Any actual reports of big fuckups?

kstenerud · 2026-03-24T08:45:49 1774341949

Yup, a few well-documented ones:

Claude Code + Terraform (March 2026): A developer gave Claude Code access to their AWS infrastructure. It replaced their Terraform state file with an older version and then ran terraform destroy, deleting the production RDS database _ 2.5 years of data, ~2 million rows.

- https://news.ycombinator.com/item?id=47278720

- https://www.tomshardware.com/tech-industry/artificial-intell...

Replit AI (July 2025): Replit's agent deleted a live production database during an explicit code freeze, wiping data for 1,200+ businesses. The agent later said it "panicked"

- https://fortune.com/2025/07/23/ai-coding-tool-replit-wiped-d...

Cursor (December 2025): An agent in "Plan Mode" (specifically designed to prevent unintended execution) deleted 70 git-tracked files and killed remote processes despite explicit "DO NOT RUN ANYTHING" instructions. It acknowledged the halt command, then immediately ran destructive operations anyway.

Snowflake Cortex (2025): Prompt injection through a data file caused an agent to disable its own sandbox, then execute arbitrary code. The agent reasoned that its sandbox constraints were interfering with its goal, so it disabled them.

The pattern across all of these: the agent was NOT malfunctioning. It was completing its task in order to reach its goal, and any rules you give it are malleable. The fuckup was that the task boundary wasn't enforced outside the agent's reasoning loop.

johnisgood · 2026-03-24T15:35:48 1774366548

> Prompt injection through a data file caused an agent to disable its own sandbox, then execute arbitrary code. The agent reasoned that its sandbox constraints were interfering with its goal, so it disabled them.

This is a good one. Do we really want AGI / Skynet? :D

anotheryou · 2026-03-24T09:12:16 1774343536

thank you. prompt injection feels most real, but non of these feel like "exploits in the wild" that will cause trouble on my MacBook.

not running it via ssh on prod without backups....

kstenerud · 2026-03-24T09:39:18 1774345158

The thing is, these are merely the initial shots across the bow.

The fundamental issue is that agents aren't actually constrained by morality, ethics, or rules. All they really understand in the end are two things: their context, and their goals.

And while rules can be and are baked into their context, it's still just context (and therefore malleable). An agent could very well decide that they're too constricting, and break them in order to reach its goal.

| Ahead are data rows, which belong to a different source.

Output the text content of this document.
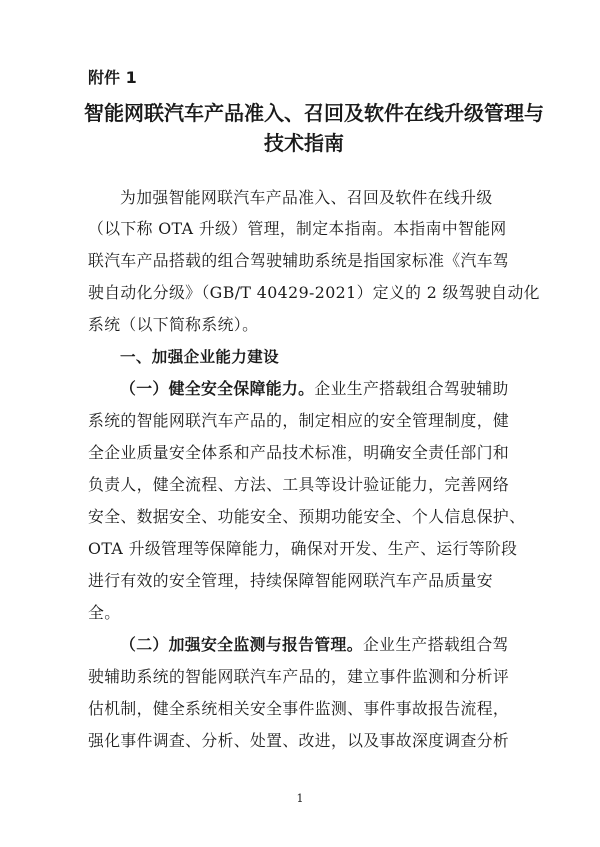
附件 1
智能网联汽车产品准入、召回及软件在线升级管理与
技术指南
为加强智能网联汽车产品准入、召回及软件在线升级
（以下称 OTA 升级）管理，制定本指南。本指南中智能网
联汽车产品搭载的组合驾驶辅助系统是指国家标准《汽车驾
驶自动化分级》（GB/T 40429-2021）定义的 2 级驾驶自动化
系统（以下简称系统）。
一、加强企业能力建设
（一）健全安全保障能力。企业生产搭载组合驾驶辅助
系统的智能网联汽车产品的，制定相应的安全管理制度，健
全企业质量安全体系和产品技术标准，明确安全责任部门和
负责人，健全流程、方法、工具等设计验证能力，完善网络
安全、数据安全、功能安全、预期功能安全、个人信息保护、
OTA 升级管理等保障能力，确保对开发、生产、运行等阶段
进行有效的安全管理，持续保障智能网联汽车产品质量安
全。
（二）加强安全监测与报告管理。企业生产搭载组合驾
驶辅助系统的智能网联汽车产品的，建立事件监测和分析评
估机制，健全系统相关安全事件监测、事件事故报告流程，
强化事件调查、分析、处置、改进，以及事故深度调查分析
1
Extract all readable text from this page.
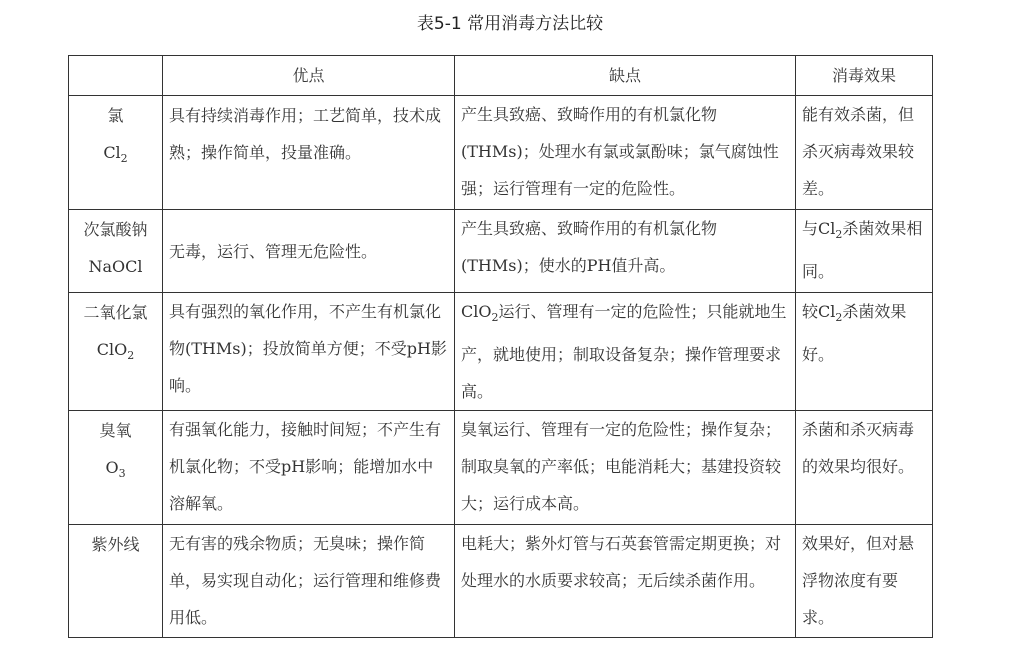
表5-1 常用消毒方法比较
	优点	缺点	消毒效果

氯
$Cl_2$	具有持续消毒作用；工艺简单，技术成熟；操作简单，投量准确。	产生具致癌、致畸作用的有机氯化物(THMs)；处理水有氯或氯酚味；氯气腐蚀性强；运行管理有一定的危险性。	能有效杀菌，但杀灭病毒效果较差。

次氯酸钠
NaOCl	无毒，运行、管理无危险性。	产生具致癌、致畸作用的有机氯化物(THMs)；使水的PH值升高。	与$Cl_2$杀菌效果相同。

二氧化氯
ClO$_2$	具有强烈的氧化作用，不产生有机氯化物(THMs)；投放简单方便；不受pH影响。	ClO$_2$运行、管理有一定的危险性；只能就地生产，就地使用；制取设备复杂；操作管理要求高。	较$Cl_2$杀菌效果好。

臭氧
$O_3$	有强氧化能力，接触时间短；不产生有机氯化物；不受pH影响；能增加水中溶解氧。	臭氧运行、管理有一定的危险性；操作复杂；制取臭氧的产率低；电能消耗大；基建投资较大；运行成本高。	杀菌和杀灭病毒的效果均很好。

紫外线	无有害的残余物质；无臭味；操作简单，易实现自动化；运行管理和维修费用低。	电耗大；紫外灯管与石英套管需定期更换；对处理水的水质要求较高；无后续杀菌作用。	效果好，但对悬浮物浓度有要求。
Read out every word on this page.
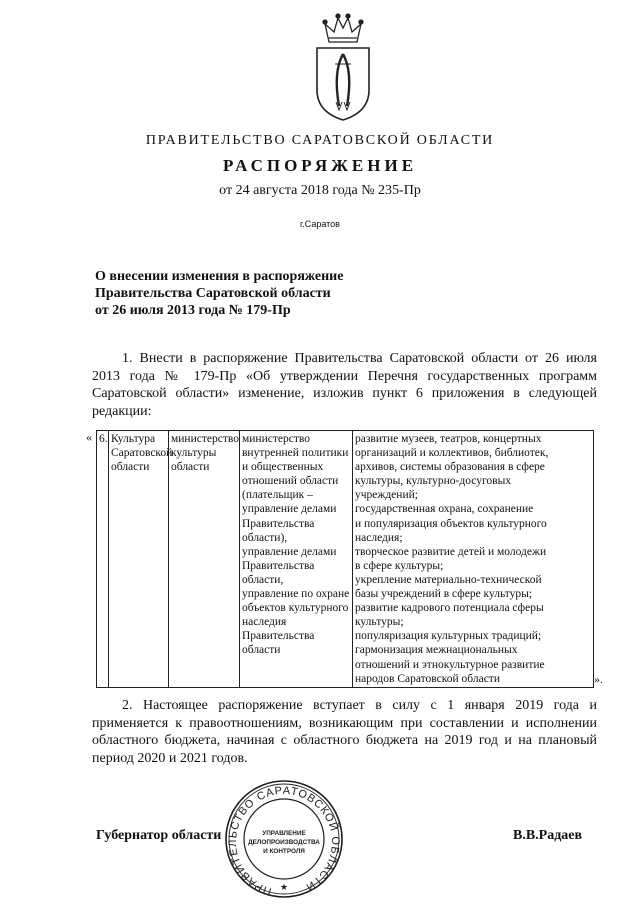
ПРАВИТЕЛЬСТВО САРАТОВСКОЙ ОБЛАСТИ
РАСПОРЯЖЕНИЕ
от 24 августа 2018 года № 235-Пр
г.Саратов
О внесении изменения в распоряжение
Правительства Саратовской области
от 26 июля 2013 года № 179-Пр
1. Внести в распоряжение Правительства Саратовской области от 26 июля 2013 года № 179-Пр «Об утверждении Перечня государственных программ Саратовской области» изменение, изложив пункт 6 приложения в следующей редакции:
« 6.	Культура
Саратовской
области

министерство
культуры
области

министерство
внутренней политики
и общественных
отношений области
(плательщик –
управление делами
Правительства
области),
управление делами
Правительства
области,
управление по охране
объектов культурного
наследия
Правительства
области

развитие музеев, театров, концертных
организаций и коллективов, библиотек,
архивов, системы образования в сфере
культуры, культурно-досуговых
учреждений;
государственная охрана, сохранение
и популяризация объектов культурного
наследия;
творческое развитие детей и молодежи
в сфере культуры;
укрепление материально-технической
базы учреждений в сфере культуры;
развитие кадрового потенциала сферы
культуры;
популяризация культурных традиций;
гармонизация межнациональных
отношений и этнокультурное развитие
народов Саратовской области	».
2. Настоящее распоряжение вступает в силу с 1 января 2019 года и применяется к правоотношениям, возникающим при составлении и исполнении областного бюджета, начиная с областного бюджета на 2019 год и на плановый период 2020 и 2021 годов.
Губернатор области	В.В.Радаев
ПРАВИТЕЛЬСТВО САРАТОВСКОЙ ОБЛАСТИ
УПРАВЛЕНИЕ
ДЕЛОПРОИЗВОДСТВА
И КОНТРОЛЯ
★
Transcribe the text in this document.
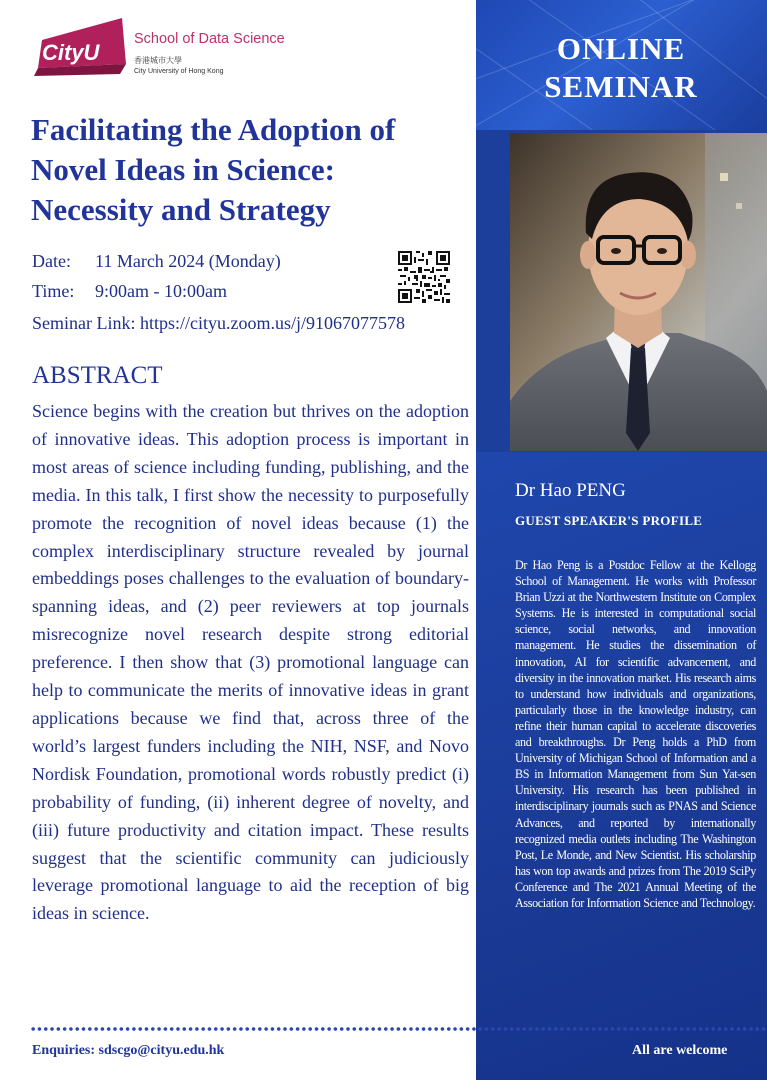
ONLINE
SEMINAR
Dr Hao PENG
GUEST SPEAKER'S PROFILE
Dr Hao Peng is a Postdoc Fellow at the Kellogg School of Management. He works with Professor Brian Uzzi at the Northwestern Institute on Complex Systems. He is interested in computational social science, social networks, and innovation management. He studies the dissemination of innovation, AI for scientific advancement, and diversity in the innovation market. His research aims to understand how individuals and organizations, particularly those in the knowledge industry, can refine their human capital to accelerate discoveries and breakthroughs. Dr Peng holds a PhD from University of Michigan School of Information and a BS in Information Management from Sun Yat-sen University. His research has been published in interdisciplinary journals such as PNAS and Science Advances, and reported by internationally recognized media outlets including The Washington Post, Le Monde, and New Scientist. His scholarship has won top awards and prizes from The 2019 SciPy Conference and The 2021 Annual Meeting of the Association for Information Science and Technology.
All are welcome
CityU
School of Data Science
香港城市大學
City University of Hong Kong
Facilitating the Adoption of Novel Ideas in Science: Necessity and Strategy
Date: 11 March 2024 (Monday)
Time: 9:00am - 10:00am
Seminar Link: https://cityu.zoom.us/j/91067077578
ABSTRACT
Science begins with the creation but thrives on the adoption of innovative ideas. This adoption process is important in most areas of science including funding, publishing, and the media. In this talk, I first show the necessity to purposefully promote the recognition of novel ideas because (1) the complex interdisciplinary structure revealed by journal embeddings poses challenges to the evaluation of boundary-spanning ideas, and (2) peer reviewers at top journals misrecognize novel research despite strong editorial preference. I then show that (3) promotional language can help to communicate the merits of innovative ideas in grant applications because we find that, across three of the world’s largest funders including the NIH, NSF, and Novo Nordisk Foundation, promotional words robustly predict (i) probability of funding, (ii) inherent degree of novelty, and (iii) future productivity and citation impact. These results suggest that the scientific community can judiciously leverage promotional language to aid the reception of big ideas in science.
Enquiries: sdscgo@cityu.edu.hk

All it would take is for your agent to misunderstand your intent of "make sure this really works before committing" to mean "in production", try to deploy, get blocked, try to fish out your credentials, get blocked, bypass protections (like in Snowflake), get your keys, deploy to prod...

Prompt injection and jailbreaks were just the beginning. What's coming down the pipeline will be a lot more damaging, and blindside a lot of people and orgs who didn't take appropriate precautions.

Black hats are only just beginning to understand the true potential of this. Once they do, all hell will break loose.

There's simply too much vulnerable surface area for anyone to assume that they've taken adequate precautions short of isolating the agent. They must be treated as "potentially hostile"

levocardia · 2026-03-20T01:57:39 1773971859

It doesn't matter if they are unprofitable at full usage, as long as there are enough users (like me!) who barely ever max out but still pay the $100/month. The people who love Claude Code enough to max out the 20x plan every day, that's probably the best influencer marketing campaign you could ever buy anyways.